Reporter Adam Le here, filling in while Marine’s on the West Coast. Two stories I reported on this week stood out in my mind as they both involved older funds and how – and whether – to find value in them.

Zombies, Asia and challenging deals
Our research division recently took stock of its funds database and found 1,001 so-called ‘zombies’, or funds raised more than 10 years ago by GPs who haven’t raised subsequent vehicles and – as one source put it – are “sitting back taking long lunches” as they continue to collect management fees on unrealised assets.

Remaining net asset value in these funds is estimated at around $127 billion – a number that’s hard to ignore. But a lot of secondaries buyers say it’s sometimes best to do just that.

“The challenge with these funds is, why are these companies left in the fund?” said the head of a firm specialising in direct secondaries and tail-end deals. If you do these types of deals, he mused, “Are you just left with a bunch of underperforming businesses that [are] going to be very difficult to sell?”

That’s the same question buyers will be asking themselves before wading into other challenging pockets of opportunity, like restructuring funds or doing directs in Asia. Sources on the ground say public market volatility and other factors contributing to a lack of exit options in China and India is providing some interesting secondaries deal flow – but those countries have their share of underperforming zombies to be wary of, too.

No room in the fund
Most frequently you hear about large LPs selling fund interests because they’ve had a strategy shift (a move away from mega-buyouts, say, or a changed appetite for a particular sector or geography). Or, even more typically, they’re wanting to reduce relationships with managers deemed non-core to devote more time and resources to preferred GPs. So we were pretty interested to learn the rationale behind CPPIB’s sale of its Bridgepoint holdings wasn’t so standard.
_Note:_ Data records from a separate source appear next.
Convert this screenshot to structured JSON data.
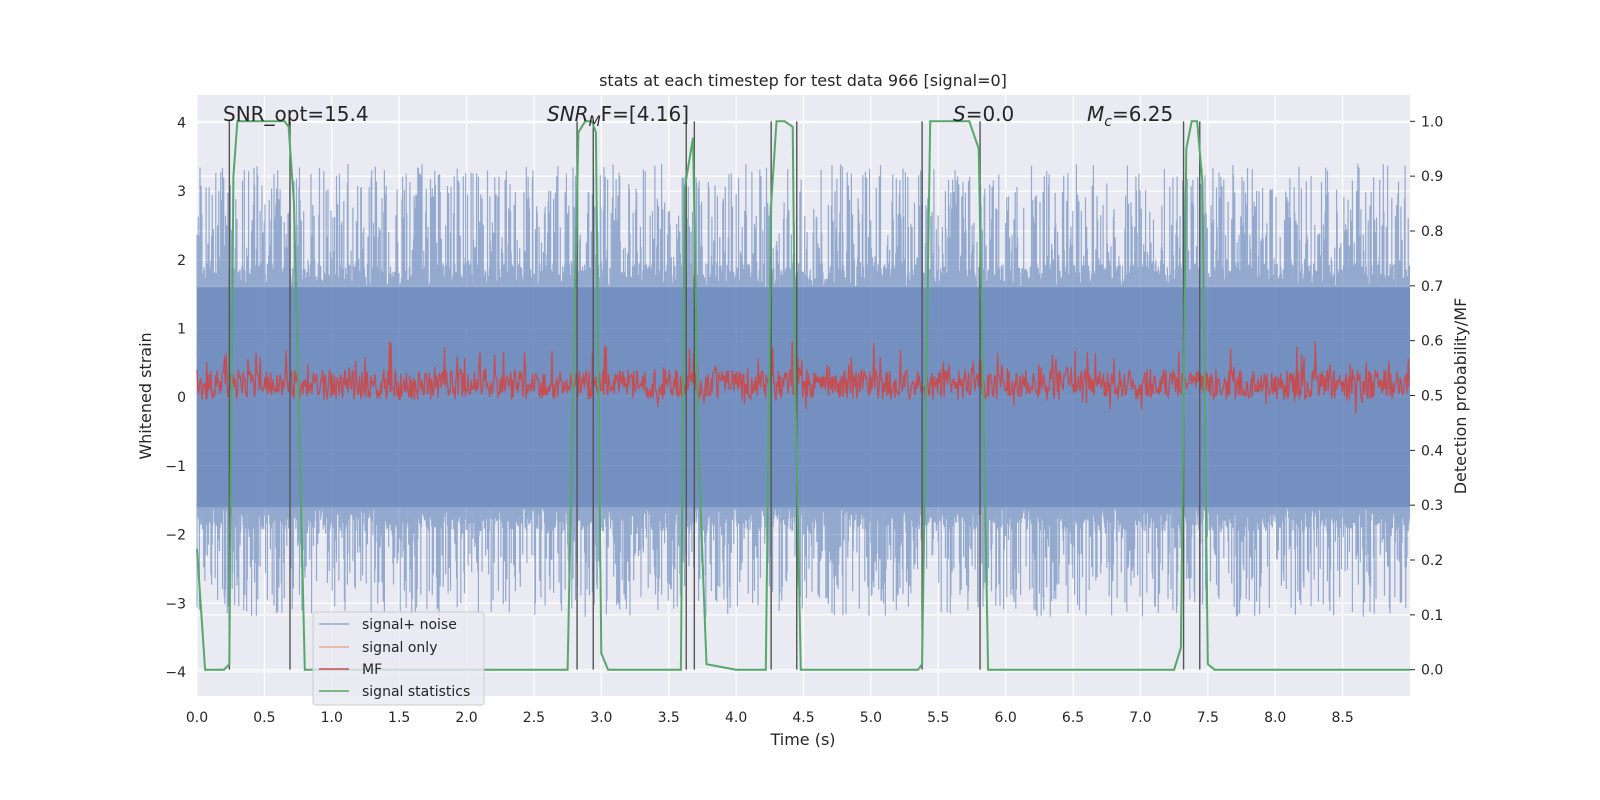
{
  "chart_data": {
    "type": "line",
    "title": "stats at each timestep for test data 966 [signal=0]",
    "xlabel": "Time (s)",
    "ylabel": "Whitened strain",
    "y2label": "Detection probability/MF",
    "xlim": [
      0.0,
      9.0
    ],
    "ylim": [
      -4.35,
      4.4
    ],
    "y2lim": [
      -0.048,
      1.048
    ],
    "grid": true,
    "legend_position": "lower-left",
    "x_ticks": [
      "0.0",
      "0.5",
      "1.0",
      "1.5",
      "2.0",
      "2.5",
      "3.0",
      "3.5",
      "4.0",
      "4.5",
      "5.0",
      "5.5",
      "6.0",
      "6.5",
      "7.0",
      "7.5",
      "8.0",
      "8.5"
    ],
    "y_ticks": [
      "−4",
      "−3",
      "−2",
      "−1",
      "0",
      "1",
      "2",
      "3",
      "4"
    ],
    "y2_ticks": [
      "0.0",
      "0.1",
      "0.2",
      "0.3",
      "0.4",
      "0.5",
      "0.6",
      "0.7",
      "0.8",
      "0.9",
      "1.0"
    ],
    "annotations": {
      "snr_opt": "SNR_opt=15.4",
      "snr_mf_base": "SNR",
      "snr_mf_sub": "M",
      "snr_mf_rest": "F=[4.16]",
      "s_base": "S",
      "s_rest": "=0.0",
      "mc_base": "M",
      "mc_sub": "c",
      "mc_rest": "=6.25"
    },
    "series": [
      {
        "name": "signal+ noise",
        "color": "#4c72b0",
        "description_kind": "noise band",
        "amplitude_typical": 1.6,
        "amplitude_peak": 3.4
      },
      {
        "name": "signal only",
        "color": "#dd8452",
        "values": []
      },
      {
        "name": "MF",
        "color": "#c44e52",
        "range": [
          0.05,
          0.95
        ]
      },
      {
        "name": "signal statistics",
        "color": "#55a868",
        "x": [
          0.0,
          0.06,
          0.1,
          0.2,
          0.24,
          0.27,
          0.3,
          0.45,
          0.5,
          0.65,
          0.68,
          0.72,
          0.8,
          1.0,
          1.5,
          2.0,
          2.5,
          2.75,
          2.79,
          2.83,
          2.88,
          2.93,
          2.96,
          3.0,
          3.05,
          3.3,
          3.5,
          3.59,
          3.62,
          3.68,
          3.72,
          3.78,
          4.0,
          4.18,
          4.22,
          4.26,
          4.3,
          4.36,
          4.42,
          4.44,
          4.48,
          5.0,
          5.35,
          5.38,
          5.44,
          5.6,
          5.73,
          5.8,
          5.87,
          6.0,
          6.5,
          7.0,
          7.25,
          7.3,
          7.34,
          7.38,
          7.42,
          7.46,
          7.5,
          7.55,
          7.7,
          8.0,
          8.5,
          9.0
        ],
        "y": [
          0.22,
          0.0,
          0.0,
          0.0,
          0.01,
          0.9,
          1.0,
          1.0,
          1.0,
          1.0,
          0.99,
          0.85,
          0.0,
          0.0,
          0.0,
          0.0,
          0.0,
          0.0,
          0.5,
          0.98,
          1.0,
          1.0,
          0.98,
          0.03,
          0.0,
          0.0,
          0.0,
          0.0,
          0.88,
          0.97,
          0.4,
          0.01,
          0.0,
          0.0,
          0.0,
          0.85,
          1.0,
          1.0,
          0.99,
          0.5,
          0.0,
          0.0,
          0.0,
          0.01,
          1.0,
          1.0,
          1.0,
          0.95,
          0.0,
          0.0,
          0.0,
          0.0,
          0.0,
          0.04,
          0.95,
          1.0,
          1.0,
          0.89,
          0.01,
          0.0,
          0.0,
          0.0,
          0.0,
          0.0
        ]
      }
    ],
    "vertical_lines_x": [
      0.24,
      0.69,
      2.82,
      2.94,
      3.63,
      3.69,
      4.26,
      4.45,
      5.38,
      5.81,
      7.32,
      7.44
    ]
  }
}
CPPIB had been an investor in the pan-European fund manager since 2002, when it committed €100 million to Bridgepoint II. It went on to commit €100 million to Bridgepoint III in 2005, and in 2007 committed €300 million to Fund IV. It’s also co-invested with Bridgepoint in at least one deal, taking a 39 percent stake in 2012 in sports management company Dorna. But when Fund V came around – which closed in March on €4 billion after a year of fundraising, beating its €3.5 billion target – there weren’t enough places for large LPs to accommodate CPPIB.

This prompted Bridgepoint to offer to buy back some of the pension’s holdings in its prior funds, and ultimately led to a deal with Lexington, Hamilton Lane and Bridgepoint buying CPPIB’s stakes. It seems a neat solution for a high-quality problem (a fund manager with more demand than it can meet and an LP keen to prioritise relationships with potential to keep growing). But is it a one-off or are we likely to see more of such deals?